Since walking away from the two-year ipilimumab trial this spring without a trace of cancer, Fontaine has regained strength and feels healthier than he has in years. He marvels at his fortune to have been part of the first generation to use this life-saving treatment—and hopes more patients will experience the same incredible result.
“I still cringe when I hear the term ‘cured’, because you never really get past cancer,” Fontaine says. “You have to learn how to go on when you know any lump or bump could be serious.”
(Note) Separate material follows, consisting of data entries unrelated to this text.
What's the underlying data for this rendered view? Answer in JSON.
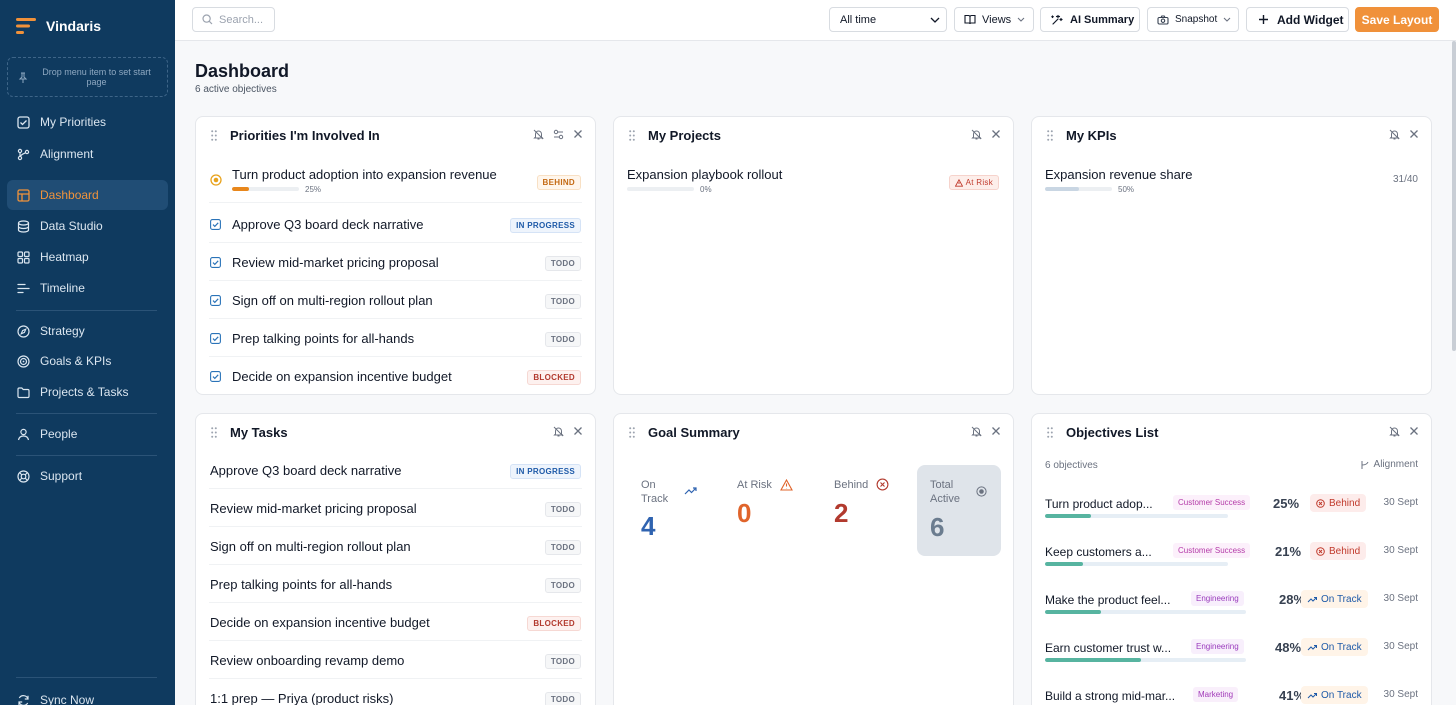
{
  "app": {
    "name": "Vindaris"
  },
  "sidebar": {
    "drop_hint": "Drop menu item to set start page",
    "items": [
      {
        "label": "My Priorities",
        "icon": "checkbox-icon"
      },
      {
        "label": "Alignment",
        "icon": "branch-icon"
      },
      {
        "label": "Dashboard",
        "icon": "grid-icon",
        "active": true
      },
      {
        "label": "Data Studio",
        "icon": "database-icon"
      },
      {
        "label": "Heatmap",
        "icon": "layout-icon"
      },
      {
        "label": "Timeline",
        "icon": "timeline-icon"
      },
      {
        "label": "Strategy",
        "icon": "compass-icon"
      },
      {
        "label": "Goals & KPIs",
        "icon": "target-icon"
      },
      {
        "label": "Projects & Tasks",
        "icon": "folder-icon"
      },
      {
        "label": "People",
        "icon": "user-icon"
      },
      {
        "label": "Support",
        "icon": "support-icon"
      },
      {
        "label": "Sync Now",
        "icon": "sync-icon"
      }
    ]
  },
  "topbar": {
    "search_placeholder": "Search...",
    "time_filter": "All time",
    "views": "Views",
    "ai_summary": "AI Summary",
    "snapshot": "Snapshot",
    "add_widget": "Add Widget",
    "save_layout": "Save Layout"
  },
  "page": {
    "title": "Dashboard",
    "subtitle": "6 active objectives"
  },
  "priorities": {
    "title": "Priorities I'm Involved In",
    "top": {
      "title": "Turn product adoption into expansion revenue",
      "progress": 0.25,
      "progress_label": "25%",
      "status": "BEHIND"
    },
    "rows": [
      {
        "title": "Approve Q3 board deck narrative",
        "status": "IN PROGRESS"
      },
      {
        "title": "Review mid-market pricing proposal",
        "status": "TODO"
      },
      {
        "title": "Sign off on multi-region rollout plan",
        "status": "TODO"
      },
      {
        "title": "Prep talking points for all-hands",
        "status": "TODO"
      },
      {
        "title": "Decide on expansion incentive budget",
        "status": "BLOCKED"
      }
    ]
  },
  "projects": {
    "title": "My Projects",
    "items": [
      {
        "title": "Expansion playbook rollout",
        "progress": 0,
        "progress_label": "0%",
        "status": "At Risk"
      }
    ]
  },
  "kpis": {
    "title": "My KPIs",
    "items": [
      {
        "title": "Expansion revenue share",
        "progress": 0.5,
        "progress_label": "50%",
        "value": "31/40"
      }
    ]
  },
  "tasks": {
    "title": "My Tasks",
    "rows": [
      {
        "title": "Approve Q3 board deck narrative",
        "status": "IN PROGRESS"
      },
      {
        "title": "Review mid-market pricing proposal",
        "status": "TODO"
      },
      {
        "title": "Sign off on multi-region rollout plan",
        "status": "TODO"
      },
      {
        "title": "Prep talking points for all-hands",
        "status": "TODO"
      },
      {
        "title": "Decide on expansion incentive budget",
        "status": "BLOCKED"
      },
      {
        "title": "Review onboarding revamp demo",
        "status": "TODO"
      },
      {
        "title": "1:1 prep — Priya (product risks)",
        "status": "TODO"
      }
    ]
  },
  "goal_summary": {
    "title": "Goal Summary",
    "on_track": {
      "label_1": "On",
      "label_2": "Track",
      "value": "4"
    },
    "at_risk": {
      "label": "At Risk",
      "value": "0"
    },
    "behind": {
      "label": "Behind",
      "value": "2"
    },
    "total": {
      "label_1": "Total",
      "label_2": "Active",
      "value": "6"
    }
  },
  "objectives": {
    "title": "Objectives List",
    "count_label": "6 objectives",
    "alignment_link": "Alignment",
    "rows": [
      {
        "title": "Turn product adoption into expansion revenue",
        "display_title": "Turn product adop...",
        "tag": "Customer Success",
        "pct": "25%",
        "progress": 0.25,
        "status": "Behind",
        "date": "30 Sept"
      },
      {
        "title": "Keep customers around",
        "display_title": "Keep customers a...",
        "tag": "Customer Success",
        "pct": "21%",
        "progress": 0.21,
        "status": "Behind",
        "date": "30 Sept"
      },
      {
        "title": "Make the product feel",
        "display_title": "Make the product feel...",
        "tag": "Engineering",
        "pct": "28%",
        "progress": 0.28,
        "status": "On Track",
        "date": "30 Sept"
      },
      {
        "title": "Earn customer trust w",
        "display_title": "Earn customer trust w...",
        "tag": "Engineering",
        "pct": "48%",
        "progress": 0.48,
        "status": "On Track",
        "date": "30 Sept"
      },
      {
        "title": "Build a strong mid-mar",
        "display_title": "Build a strong mid-mar...",
        "tag": "Marketing",
        "pct": "41%",
        "progress": 0.41,
        "status": "On Track",
        "date": "30 Sept"
      }
    ]
  },
  "colors": {
    "accent": "#f0913a",
    "sidebar": "#0f3a5f",
    "on_track": "#2f63b0",
    "behind": "#b23a2e",
    "progress": "#57b4a0"
  }
}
Had I made a different choice of doctors or institutions, I would be gone now. I’m hopeful the science and cost of immunotherapy will keep improving so it becomes available and affordable to all who need it.
As success stories like Fontaine’s become more common, Rodig believes evidence will mount that immunotherapy can program the immune system to suppress cancer for life, effectively creating immunity.
“It’s exciting to see the clinical responses of metastatic melanoma patients who start immunotherapy, taper off, and eight or more years later, are completely cured or have minimal controllable disease,” he says. “That means their systems continue to actively fight the cancer. That isn’t possible with chemotherapy alone. The excitement about harnessing the immune system is that it is an ongoing mechanism of cancer surveillance that we hope lasts forever.”